Si en una privatización se despide a demasiados trabajadores sin darles compensación, puede perder legitimidad ante una mayoría de la ciudadanía, y eso debilitará el apoyo a la propiedad privada de empresas productivas. Es justamente lo que sucedió en varios países poscomunistas en los que ahora “privatización” es una mala palabra.

El daño causado por algunas reformas impopulares duró mucho más que las reformas mismas. En muchos países poscomunistas, el sufrimiento que provocaron creó las condiciones políticas para el ascenso de líderes populistas autoritarios, que en algunos casos, aprovecharon el proceso de anulación de las reformas para eliminar contrapesos institucionales a su poder y así dificultar la oposición a sus decisiones. Luego, una vez consolidado el poder, redistribuyeron la riqueza del país entre sus aliados. Como era de esperar, la desigualdad de ingresos en muchos de estos países es peor ahora que cuando abandonaron las privatizaciones y otras reformas.

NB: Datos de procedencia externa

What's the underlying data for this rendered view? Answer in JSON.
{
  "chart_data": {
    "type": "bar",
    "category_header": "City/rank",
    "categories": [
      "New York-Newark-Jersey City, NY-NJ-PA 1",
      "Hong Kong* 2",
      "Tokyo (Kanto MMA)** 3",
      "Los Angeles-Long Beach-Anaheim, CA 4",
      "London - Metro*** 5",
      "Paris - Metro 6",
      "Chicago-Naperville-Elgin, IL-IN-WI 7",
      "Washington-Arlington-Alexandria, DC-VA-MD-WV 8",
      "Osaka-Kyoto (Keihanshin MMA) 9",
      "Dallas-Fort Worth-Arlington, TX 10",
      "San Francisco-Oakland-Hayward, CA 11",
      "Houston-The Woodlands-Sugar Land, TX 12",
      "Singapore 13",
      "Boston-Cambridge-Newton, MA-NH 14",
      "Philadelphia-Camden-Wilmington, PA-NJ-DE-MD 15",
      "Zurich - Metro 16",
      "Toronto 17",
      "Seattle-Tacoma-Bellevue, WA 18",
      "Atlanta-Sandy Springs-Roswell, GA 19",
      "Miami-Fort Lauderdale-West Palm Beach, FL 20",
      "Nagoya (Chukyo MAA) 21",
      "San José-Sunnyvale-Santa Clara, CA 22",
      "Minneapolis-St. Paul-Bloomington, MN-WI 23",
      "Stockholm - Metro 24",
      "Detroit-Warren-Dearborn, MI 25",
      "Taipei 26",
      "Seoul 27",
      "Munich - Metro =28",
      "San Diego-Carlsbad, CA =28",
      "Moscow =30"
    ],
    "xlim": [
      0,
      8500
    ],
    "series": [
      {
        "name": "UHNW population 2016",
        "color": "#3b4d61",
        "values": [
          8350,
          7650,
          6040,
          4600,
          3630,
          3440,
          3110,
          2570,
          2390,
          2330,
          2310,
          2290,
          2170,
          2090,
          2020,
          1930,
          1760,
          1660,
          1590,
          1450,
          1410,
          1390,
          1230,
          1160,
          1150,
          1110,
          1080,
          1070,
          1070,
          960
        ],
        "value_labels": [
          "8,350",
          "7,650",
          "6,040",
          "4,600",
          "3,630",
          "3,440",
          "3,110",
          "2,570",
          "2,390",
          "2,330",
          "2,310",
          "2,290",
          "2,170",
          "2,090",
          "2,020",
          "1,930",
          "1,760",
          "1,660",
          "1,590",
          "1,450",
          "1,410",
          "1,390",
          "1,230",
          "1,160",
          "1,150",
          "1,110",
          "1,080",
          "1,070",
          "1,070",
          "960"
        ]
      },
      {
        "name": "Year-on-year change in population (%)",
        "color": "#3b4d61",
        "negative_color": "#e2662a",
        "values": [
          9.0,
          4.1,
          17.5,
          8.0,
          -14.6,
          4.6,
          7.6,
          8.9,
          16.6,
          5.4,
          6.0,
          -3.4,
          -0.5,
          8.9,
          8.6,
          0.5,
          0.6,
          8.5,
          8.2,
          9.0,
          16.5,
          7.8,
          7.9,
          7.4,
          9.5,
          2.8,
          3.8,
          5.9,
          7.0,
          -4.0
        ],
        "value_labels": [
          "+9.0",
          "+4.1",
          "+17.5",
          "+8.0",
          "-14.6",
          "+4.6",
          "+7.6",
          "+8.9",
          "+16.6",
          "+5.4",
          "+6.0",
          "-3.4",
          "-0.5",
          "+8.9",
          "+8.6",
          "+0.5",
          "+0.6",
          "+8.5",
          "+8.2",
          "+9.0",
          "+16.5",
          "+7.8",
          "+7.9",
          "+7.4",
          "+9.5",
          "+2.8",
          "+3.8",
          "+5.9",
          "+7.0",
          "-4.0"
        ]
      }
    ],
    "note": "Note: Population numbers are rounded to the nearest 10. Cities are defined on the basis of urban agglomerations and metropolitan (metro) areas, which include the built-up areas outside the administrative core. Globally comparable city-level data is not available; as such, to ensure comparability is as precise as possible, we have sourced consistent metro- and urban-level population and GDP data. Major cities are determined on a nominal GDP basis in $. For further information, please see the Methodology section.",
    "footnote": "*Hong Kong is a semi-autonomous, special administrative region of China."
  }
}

Por eso las instituciones democráticas son tan importantes: permiten a los perjudicados por las reformas obtener compensación. Con el principio de “una persona, un voto”, los “perdedores” pesan lo mismo que los “ganadores”. Como las políticas realmente democráticas deben ser inclusivas, implementar reformas en una democracia demanda tiempo y esfuerzo, pero el arduo proceso de construir coaliciones reformistas amplias también garantiza la continuidad de esas políticas.

En el largo plazo, las reformas inclusivas perduran, las reformas rápidas y forzosas, no: la tortuga de la democracia le gana a la liebre de la dictadura benevolente.